Change is coming and change is unsettling. We will be lucky to get investors like the men behind Swindon Football Holdings Ltd.
Manager Di Canio, at least, seems remarkably chipper about future prospects and that after describing his side’s latest display as their worst performance since losing in the FA Cup to Macclesfield.
Swindon remain very much in the mix, in third place in the league with games in hand, after a 2-0 win against Shrewsbury on Saturday.
As was the case so often in our championship-winning run last season, Swindon are so superior to the majority of their rivals that they need turn it on for just ten minutes to win games.
That’s what happened against the very limited Shrews, whose sole threat came from pacy winger Jon Taylor, a player our manager may have coveted in other circumstances.

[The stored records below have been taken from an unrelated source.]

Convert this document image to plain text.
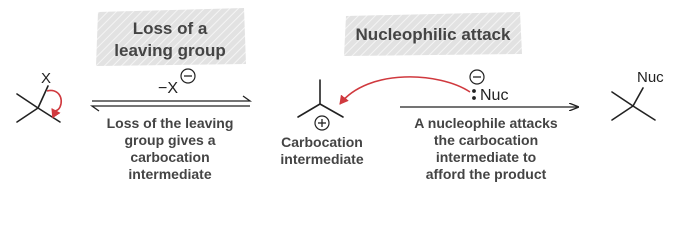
Loss of a
leaving group
Nucleophilic attack
X
−X
Loss of the leaving
group gives a
carbocation
intermediate
Carbocation
intermediate
Nuc
A nucleophile attacks
the carbocation
intermediate to
afford the product
Nuc
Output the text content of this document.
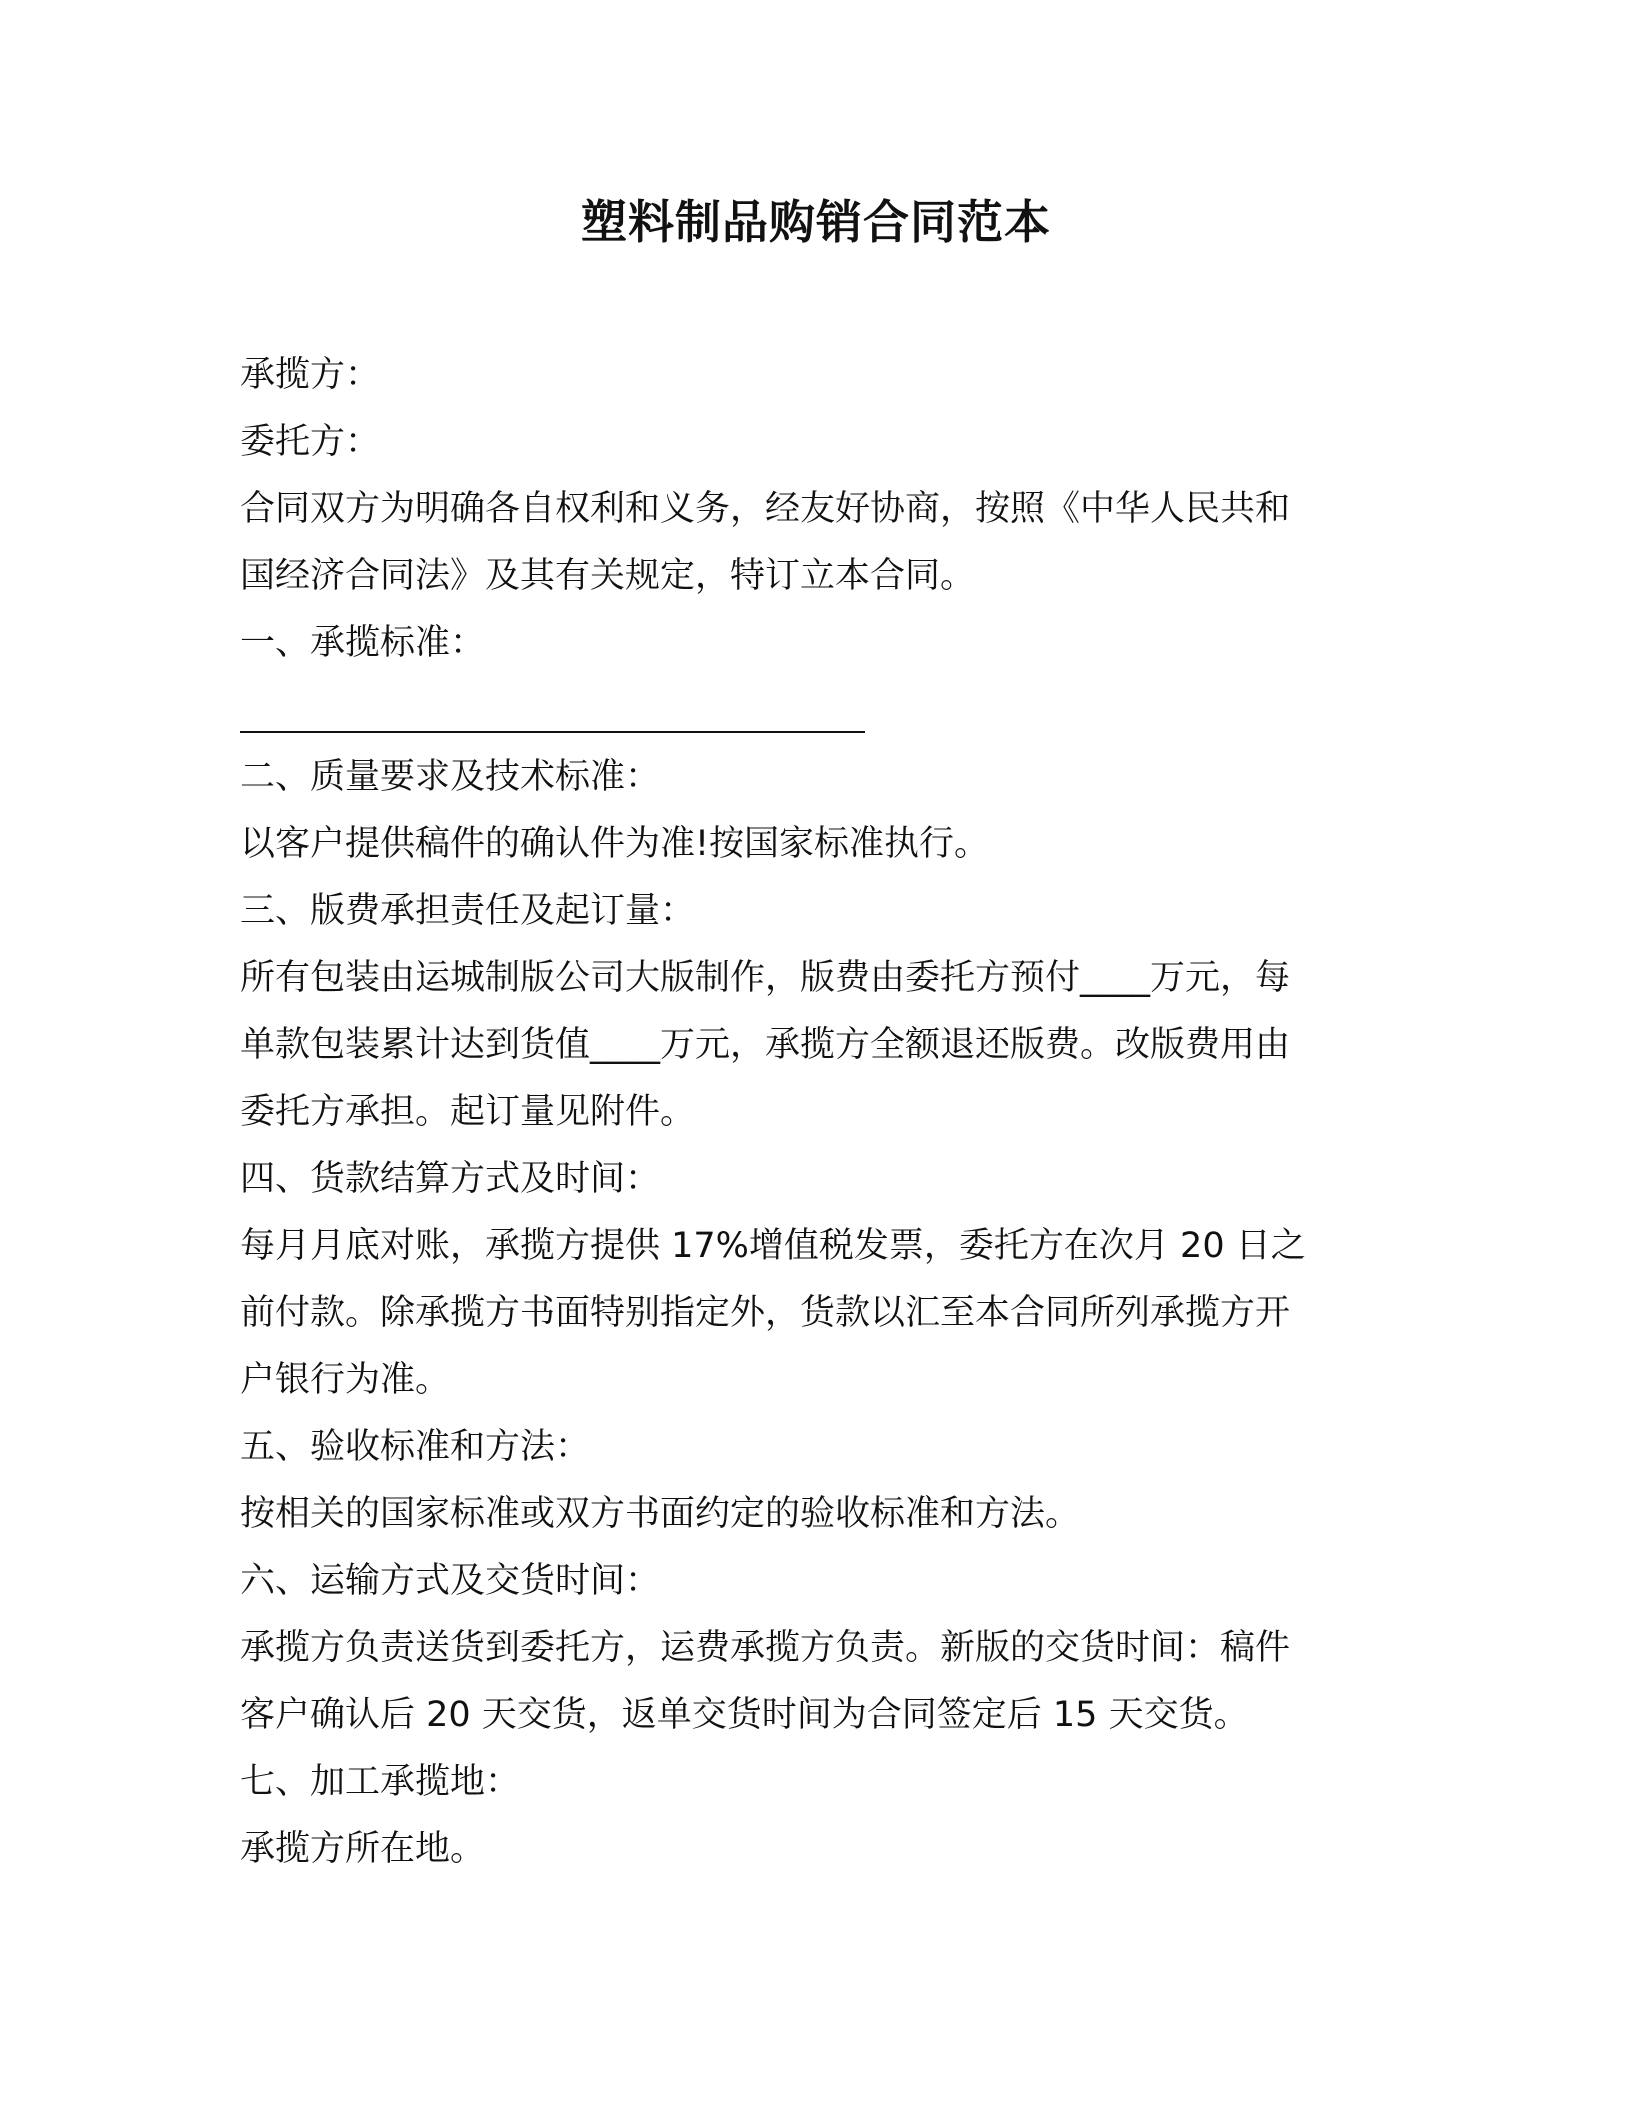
塑料制品购销合同范本
承揽方：
委托方：
合同双方为明确各自权利和义务，经友好协商，按照《中华人民共和
国经济合同法》及其有关规定，特订立本合同。
一、承揽标准：
二、质量要求及技术标准：
以客户提供稿件的确认件为准!按国家标准执行。
三、版费承担责任及起订量：
所有包装由运城制版公司大版制作，版费由委托方预付____万元，每
单款包装累计达到货值____万元，承揽方全额退还版费。改版费用由
委托方承担。起订量见附件。
四、货款结算方式及时间：
每月月底对账，承揽方提供 17%增值税发票，委托方在次月 20 日之
前付款。除承揽方书面特别指定外，货款以汇至本合同所列承揽方开
户银行为准。
五、验收标准和方法：
按相关的国家标准或双方书面约定的验收标准和方法。
六、运输方式及交货时间：
承揽方负责送货到委托方，运费承揽方负责。新版的交货时间：稿件
客户确认后 20 天交货，返单交货时间为合同签定后 15 天交货。
七、加工承揽地：
承揽方所在地。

Our play in the first half on Saturday did not look like rewarding the Herculean efforts of groundsman Marcus Cassidy, his staff and the scores of volunteers who helped clear snow from the pitch. The breakthrough early in the second period came from what looked like a soft penalty given for a foul on Andy Williams.
Chris Martin showed no hesitation in taking the ball and his spot kick was emphatically dispatched.
Four minutes later, it was game over, Williams heading home a Gary Roberts nod back.
Even then, the one-way traffic we have become used to in recent weeks did not materialise and the Shrews might have made it a nervous last ten minutes had not Wes Foderingham expertly saved Mark Richards’ late penalty.
This was not the scintillating Swindon of the past month. But the real Swindon had better turn up for the crackerjack of a game at leaders Tranmere on Saturday.
Ronnie Moore’s side are still smarting from the 5-0 humiliation at the hands of Town before Christmas.
We will have to do it, of course, without the help of first-choice midfielder Danny Hollands, who limped off with a toe injury.
And whether he and Chris Martin can extend their loans until the end of the promotion challenge may hinge on whether our old mate Charlie Austin earns a lucrative move away from Burnley – which will send some much-needed cash back to the County Ground.
Let’s also hope the club can afford to rebuff Crystal Palace’s approach for Matt Ritchie as they prepare for life after Manchester United target Wilfried Zaha.
The Swindon fans would be up in arms about a Ritchie transfer. Fans, who are the bedrock of any club – not the owners who are only in temporary custody of its welfare.